Black money em águas profundas
Quem ama programas de reality show foi surpreendido essa semana por ver duas empreendedoras soteropolitanas no Shark Tank Brasil (Sony Channel). Mais que nadar entre os investidores, a participação da Wakanda Educação Empreendedora, representada pela sua idealizadora Karine Oliveira, emprestou mais visibilidade a uma iniciativa que se propõe a ajudar micros e nano empreendedores a utilizarem a economia circular como uma forma de garantir qualidade de vida, especialmente à população negra das comunidades de Salvador.
Depois de receber quatro propostas, a Wakanda fechou parceria com a investidora Camila Farani, possibilitando a Karine realizar um sonho. “Quando comecei a trabalhar com essa proposta de educar para o empreendedorismo, ouvi que não conseguiria vencer em Salvador.
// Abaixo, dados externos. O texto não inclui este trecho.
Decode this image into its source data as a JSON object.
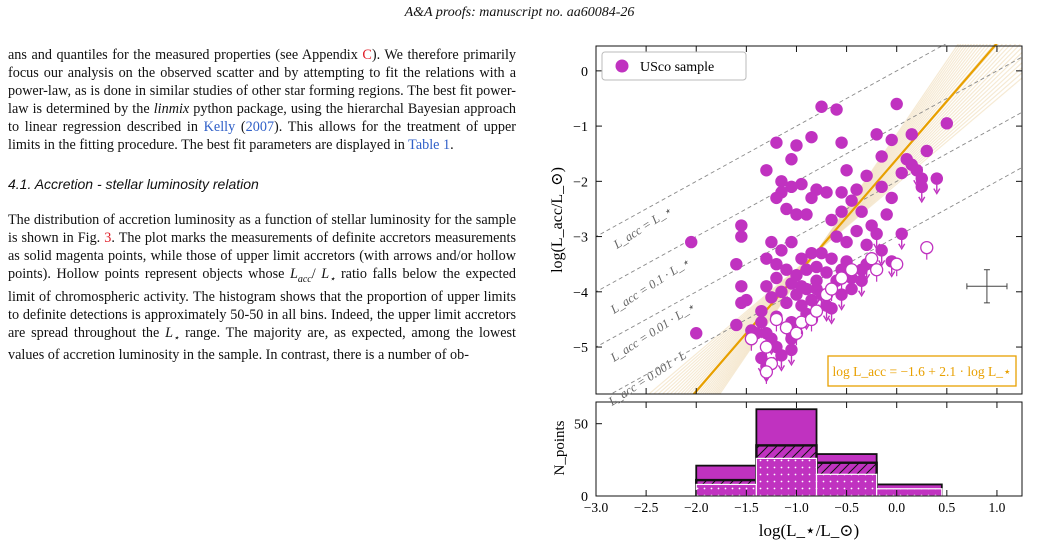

Nesses dois anos, conseguimos ajudar mais de 300 empreendimentos com a consultoria e, durante a pandemia, conseguimos construir uma metodologia inédita de atuação em rede, favorecendo 23 famílias para a produção em escala de máscaras e geramos quase R$40 mil de renda para essas famílias”, comemora.
Moradora do Engenho Velho da Federação, Karine diz que a perspectiva de atuação com o chamado black money (dinheiro negro) sempre ocorreu nos bairros periféricos, porém, o movimento era feito sem intencionalidade. “A Wakanda prepara esses empreendedores para atuarem com excelência, sendo escolhidos não porque são mais baratos, mas porque são muito bons”, diz.
INVISIBILIDADE
Para a empresária social, nas periferias existem empreendimentos “incríveis”, mas como são feitos por necessidade, terminam inferiorizados. “Nossa proposta é preparar esses empreendedores pretos para atuarem num outro nível de qualidade, possibilitando que essa troca de dinheiro de fato aconteça entre nós”, completa.
Na verdade, a Wakanda esteve no Desafio Salvador Resiliente - Mulheres e Tecnologia, promovido pelo Sebrae Bahia, Prefeitura de Salvador, Fundação Avina, BidLab e Redes de Cidades Resilientes, e ficou entre as quatro que receberam investimento para implementação de projetos.
Karine defende que a presença num programa nacional não foi uma conquista pessoal, mas o resultado de uma rede de apoio de outros tantos afroempreendedores que entendem a perspectiva de uma economia voltada para a população negra. “Só consegui estar lá porque outras mãos me ajudaram e isso foi muito significativo, pois existe uma invisibilidade dos negócios negros nessa cidade”, explica.
A própria Camila Farani vibrou com a possibilidade de apresentar ao Brasil um tipo de empreendedorismo diverso do tradicional. “Vivemos um novo momento e é muito bom participar dele”, justifica.
VISIBILIDADE
Professora universitária, jovem e dona de uma livraria (@sertaolivrariaecafe), a coordenadora dos projetos de extensão em diversidade da Ânima e empreendedora Jancleide Góes reconhece que falar de afroempreendedorismo no Brasil é trabalhar com conceitos diversos. “Meu perfil de empreendedora é diferente do da minha mãe, por exemplo, que sempre teve pequenos negócios, como costureira, vendedora de salgados e doces, como forma de complementar a renda de casa. Acredito que há uma multiplicidade no empreender da população negra, enraizada em nossa história passada”, salienta.
Para ela, todo movimento que divulgue as ações dos afroempreendedores é importante por fortalecer as resistências. A professora salienta que empreender com tranquilidade, com capital de giro e com acesso a capital sempre foi um privilégio branco e de poucas pessoas. “As mulheres negras têm três vezes mais créditos negados do que homens brancos. A desigualdade no mercado financeiro é racial e de gênero. Ter movimentos para nomear nossas ações é uma afirmação identitária e que contribui com toda sociedade”, fala.